DO CZEGO DOCHODZI W NASZYM KRAJU ŻEBY EURO - KOŁCHOZ ZARZĄDZAŁ W NASZYCH MIASTACH GDZIE MA POWSTAĆ RESTAURACJA W PODZIEMIACH , PYTAM KIEDY NASZ KRAJ STANIE SIĘ SAMODZIELNYM I NIE BĘDZIE ZAWSZE PROWADZONYM ZA RĄCZKĘ PRZEZ PANA NA ZACHODZIE , DRUGA NIEPRAWDA TO ŻE DOSTAJEMY DOFINANSOWANIE Z EURO - KOŁCHOZU , DOSTAJEMY SWOJE PIENIĄDZE KTÓRE DAJEMY CO ROKU NA SKŁADKĘ DO EURO - KOŁCHOZU W TYM ROKU W GRANICACH 30 MILIARDÓW O KTÓRE MUSIMY PROSIĆ PANA NA KAŻDĄ INWESTYCJĘ , PYTAM PO CO NAM POTRZEBNY POŚREDNIK Z EURO - KOŁCHOZU DO UZYSKANIA WŁASNYCH PIENIĘDZY .......................

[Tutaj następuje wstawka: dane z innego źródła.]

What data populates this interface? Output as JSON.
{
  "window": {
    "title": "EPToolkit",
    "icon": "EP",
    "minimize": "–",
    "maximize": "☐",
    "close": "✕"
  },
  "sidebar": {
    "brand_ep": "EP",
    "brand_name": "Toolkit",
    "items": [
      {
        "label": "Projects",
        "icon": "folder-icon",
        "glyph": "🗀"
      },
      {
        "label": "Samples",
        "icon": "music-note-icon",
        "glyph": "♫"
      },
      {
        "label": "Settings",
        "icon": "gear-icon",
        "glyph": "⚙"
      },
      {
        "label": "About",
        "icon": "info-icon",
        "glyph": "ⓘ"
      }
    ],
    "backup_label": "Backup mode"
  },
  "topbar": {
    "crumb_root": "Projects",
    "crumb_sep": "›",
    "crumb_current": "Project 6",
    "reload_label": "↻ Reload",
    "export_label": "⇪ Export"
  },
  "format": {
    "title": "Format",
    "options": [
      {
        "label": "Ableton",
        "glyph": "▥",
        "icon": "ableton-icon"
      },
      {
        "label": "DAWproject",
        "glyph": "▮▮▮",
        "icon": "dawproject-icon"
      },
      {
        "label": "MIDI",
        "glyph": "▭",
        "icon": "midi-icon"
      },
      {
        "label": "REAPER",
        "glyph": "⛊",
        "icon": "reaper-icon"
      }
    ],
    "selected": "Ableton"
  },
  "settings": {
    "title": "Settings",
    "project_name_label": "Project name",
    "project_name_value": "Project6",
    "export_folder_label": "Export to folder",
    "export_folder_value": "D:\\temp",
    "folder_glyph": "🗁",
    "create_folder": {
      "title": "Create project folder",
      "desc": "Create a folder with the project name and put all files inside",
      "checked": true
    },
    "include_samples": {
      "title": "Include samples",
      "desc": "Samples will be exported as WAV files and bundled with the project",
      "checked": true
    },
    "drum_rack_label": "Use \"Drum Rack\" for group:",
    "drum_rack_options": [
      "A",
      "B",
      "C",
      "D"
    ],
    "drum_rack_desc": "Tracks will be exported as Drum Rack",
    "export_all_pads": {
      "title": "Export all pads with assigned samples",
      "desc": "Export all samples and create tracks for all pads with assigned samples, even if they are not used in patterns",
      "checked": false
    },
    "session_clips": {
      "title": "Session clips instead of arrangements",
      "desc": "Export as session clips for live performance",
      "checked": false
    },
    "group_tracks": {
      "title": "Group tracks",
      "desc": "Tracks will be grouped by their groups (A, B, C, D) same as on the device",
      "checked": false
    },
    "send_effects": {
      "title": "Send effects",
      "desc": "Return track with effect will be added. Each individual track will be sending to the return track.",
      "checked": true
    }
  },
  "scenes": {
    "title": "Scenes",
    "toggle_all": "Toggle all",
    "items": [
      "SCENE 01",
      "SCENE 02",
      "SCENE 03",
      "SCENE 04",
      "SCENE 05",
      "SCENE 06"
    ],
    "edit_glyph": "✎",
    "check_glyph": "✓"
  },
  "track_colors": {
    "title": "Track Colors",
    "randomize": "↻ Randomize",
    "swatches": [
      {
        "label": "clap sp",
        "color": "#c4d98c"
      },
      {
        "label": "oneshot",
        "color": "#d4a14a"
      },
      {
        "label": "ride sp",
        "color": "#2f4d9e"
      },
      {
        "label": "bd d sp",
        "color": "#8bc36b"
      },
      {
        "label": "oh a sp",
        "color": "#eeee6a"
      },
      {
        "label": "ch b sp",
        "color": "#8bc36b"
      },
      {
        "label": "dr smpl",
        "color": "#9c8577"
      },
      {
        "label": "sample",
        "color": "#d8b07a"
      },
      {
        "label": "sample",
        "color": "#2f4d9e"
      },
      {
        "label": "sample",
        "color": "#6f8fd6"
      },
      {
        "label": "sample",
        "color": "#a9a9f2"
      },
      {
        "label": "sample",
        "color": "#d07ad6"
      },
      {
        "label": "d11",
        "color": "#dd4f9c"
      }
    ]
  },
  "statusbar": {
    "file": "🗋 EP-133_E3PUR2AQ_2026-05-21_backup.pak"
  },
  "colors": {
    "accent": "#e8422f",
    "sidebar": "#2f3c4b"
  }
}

Czym się różni dziennikarstwo od "dziennikarstwa"??? Podano jakieś bzdetne, wszem i wobec znane fakty. A ja chciałbym się dowiedzieć: Kto wymyślił tę restauracje w piwnicach???
te eWA czy ty wiesz o czym piszesz? Widzę, że tęsknisz za PZPR?
do eWA : pan z zachodu decyduje, co ma być w budynku, bo dał na niego pieniądze. Co więcej, projektu nie pisał pan z zachodu tylko tubylcy i im zabrakło wyobraźni. Wymyślili restaurację i teraz pan z zachodu się tego domaga. Mogli tubylcy wpisać w projekt np. 400-metrową izbę pamięci. Temat smoleński świetnie wpisałby się w dzisiejszą rzeczywistość.